For indeed he was sick nigh unto death: but God had mercy on him; and not on him only, but on me also, lest I should have sorrow upon sorrow.
I sent him therefore the more carefully, that, when ye see him again, ye may rejoice, and that I may be the less sorrowful.Php 2:28-30. I sent him therefore the more carefully — Or, speedily, as σπουδαιοτερως here signifies; that seeing him again — In a state of health, ye may rejoice — May be comforted after your trouble; and that I may be the less sorrowful — When I know you are rejoicing. Receive him therefore — With affection and gratitude, being assured that his long absence was owing, not to want of love to you, but to bad health; and hold persons of such a character, whatever their station of life may be, in great estimation.

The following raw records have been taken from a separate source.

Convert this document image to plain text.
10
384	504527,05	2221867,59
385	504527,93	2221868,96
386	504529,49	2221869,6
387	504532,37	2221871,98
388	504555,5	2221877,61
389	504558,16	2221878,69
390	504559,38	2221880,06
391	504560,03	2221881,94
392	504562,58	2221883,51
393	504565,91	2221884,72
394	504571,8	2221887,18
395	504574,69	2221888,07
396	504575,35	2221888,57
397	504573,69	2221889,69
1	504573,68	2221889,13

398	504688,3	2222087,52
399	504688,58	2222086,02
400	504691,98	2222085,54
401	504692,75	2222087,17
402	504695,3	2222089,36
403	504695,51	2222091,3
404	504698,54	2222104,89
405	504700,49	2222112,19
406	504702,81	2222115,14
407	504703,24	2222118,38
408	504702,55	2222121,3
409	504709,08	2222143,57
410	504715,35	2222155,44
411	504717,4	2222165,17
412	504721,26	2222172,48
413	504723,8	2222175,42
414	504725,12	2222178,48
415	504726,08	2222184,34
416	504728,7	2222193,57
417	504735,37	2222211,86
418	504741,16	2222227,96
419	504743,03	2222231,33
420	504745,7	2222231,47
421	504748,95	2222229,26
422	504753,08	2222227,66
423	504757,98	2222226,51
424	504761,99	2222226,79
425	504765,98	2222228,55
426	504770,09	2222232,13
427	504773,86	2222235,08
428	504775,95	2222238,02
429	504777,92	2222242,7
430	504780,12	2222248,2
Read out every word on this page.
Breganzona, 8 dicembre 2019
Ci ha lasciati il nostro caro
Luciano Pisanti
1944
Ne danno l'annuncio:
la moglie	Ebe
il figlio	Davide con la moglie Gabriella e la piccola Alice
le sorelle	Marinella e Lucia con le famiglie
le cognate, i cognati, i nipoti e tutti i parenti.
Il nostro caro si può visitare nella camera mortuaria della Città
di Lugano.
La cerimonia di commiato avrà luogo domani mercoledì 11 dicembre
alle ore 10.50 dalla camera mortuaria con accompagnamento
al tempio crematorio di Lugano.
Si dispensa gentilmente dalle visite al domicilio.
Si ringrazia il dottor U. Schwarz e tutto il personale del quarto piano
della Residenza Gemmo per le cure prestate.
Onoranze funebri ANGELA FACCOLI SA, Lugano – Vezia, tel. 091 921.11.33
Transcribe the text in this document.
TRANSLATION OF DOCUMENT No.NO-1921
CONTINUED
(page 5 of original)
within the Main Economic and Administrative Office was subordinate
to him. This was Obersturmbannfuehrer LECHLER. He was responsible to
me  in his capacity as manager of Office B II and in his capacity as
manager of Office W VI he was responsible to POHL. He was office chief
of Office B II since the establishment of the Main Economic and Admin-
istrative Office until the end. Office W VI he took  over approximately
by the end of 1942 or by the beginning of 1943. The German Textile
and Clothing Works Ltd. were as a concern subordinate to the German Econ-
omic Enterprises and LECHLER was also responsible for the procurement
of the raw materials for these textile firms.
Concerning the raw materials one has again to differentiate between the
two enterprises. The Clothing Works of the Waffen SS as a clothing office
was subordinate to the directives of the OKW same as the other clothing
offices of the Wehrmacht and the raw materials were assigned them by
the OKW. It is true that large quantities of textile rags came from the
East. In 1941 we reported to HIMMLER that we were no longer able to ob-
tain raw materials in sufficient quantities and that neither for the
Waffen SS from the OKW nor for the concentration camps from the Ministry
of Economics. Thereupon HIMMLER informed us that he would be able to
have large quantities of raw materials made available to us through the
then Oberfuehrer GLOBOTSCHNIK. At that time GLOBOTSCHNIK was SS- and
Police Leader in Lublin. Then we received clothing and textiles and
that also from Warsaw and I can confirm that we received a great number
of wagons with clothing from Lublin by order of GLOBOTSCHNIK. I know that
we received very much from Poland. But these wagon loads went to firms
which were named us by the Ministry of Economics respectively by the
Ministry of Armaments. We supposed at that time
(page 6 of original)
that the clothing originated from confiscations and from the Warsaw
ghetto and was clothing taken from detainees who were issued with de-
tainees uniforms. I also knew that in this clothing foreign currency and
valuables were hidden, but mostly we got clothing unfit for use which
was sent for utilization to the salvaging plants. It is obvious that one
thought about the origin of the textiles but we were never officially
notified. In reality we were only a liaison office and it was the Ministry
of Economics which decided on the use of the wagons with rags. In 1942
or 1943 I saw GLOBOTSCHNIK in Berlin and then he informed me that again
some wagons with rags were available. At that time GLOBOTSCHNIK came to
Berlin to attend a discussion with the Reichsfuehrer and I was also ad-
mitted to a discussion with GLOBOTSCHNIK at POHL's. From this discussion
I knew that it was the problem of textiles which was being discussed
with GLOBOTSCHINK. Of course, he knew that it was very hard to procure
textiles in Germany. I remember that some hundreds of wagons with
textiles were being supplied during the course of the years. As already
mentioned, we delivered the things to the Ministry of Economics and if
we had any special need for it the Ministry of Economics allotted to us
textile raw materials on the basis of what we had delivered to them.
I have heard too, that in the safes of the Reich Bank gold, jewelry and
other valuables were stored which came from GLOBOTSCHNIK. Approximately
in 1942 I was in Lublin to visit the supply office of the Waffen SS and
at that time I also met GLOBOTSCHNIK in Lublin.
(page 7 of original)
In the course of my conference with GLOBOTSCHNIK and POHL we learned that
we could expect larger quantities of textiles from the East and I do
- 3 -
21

Because for the work of Christ he was nigh unto death — It appears from the last clause of this verse, that by the work of Christ here, the apostle partly meant his personal attendance on the apostle in his bonds, and the various services he performed for him, with his sundry journeys by land and sea on his account: but it is probable that he included also his labours in preaching the gospel in Rome, and in the neighbouring cities and villages, with his carrying the apostle’s messages and instructions to the disciples, his watching over them, visiting such of them as were sick, and other similar offices.
Receive him therefore in the Lord with all gladness; and hold such in reputation:
Because for the work of Christ he was nigh unto death, not regarding his life, to supply your lack of service toward me.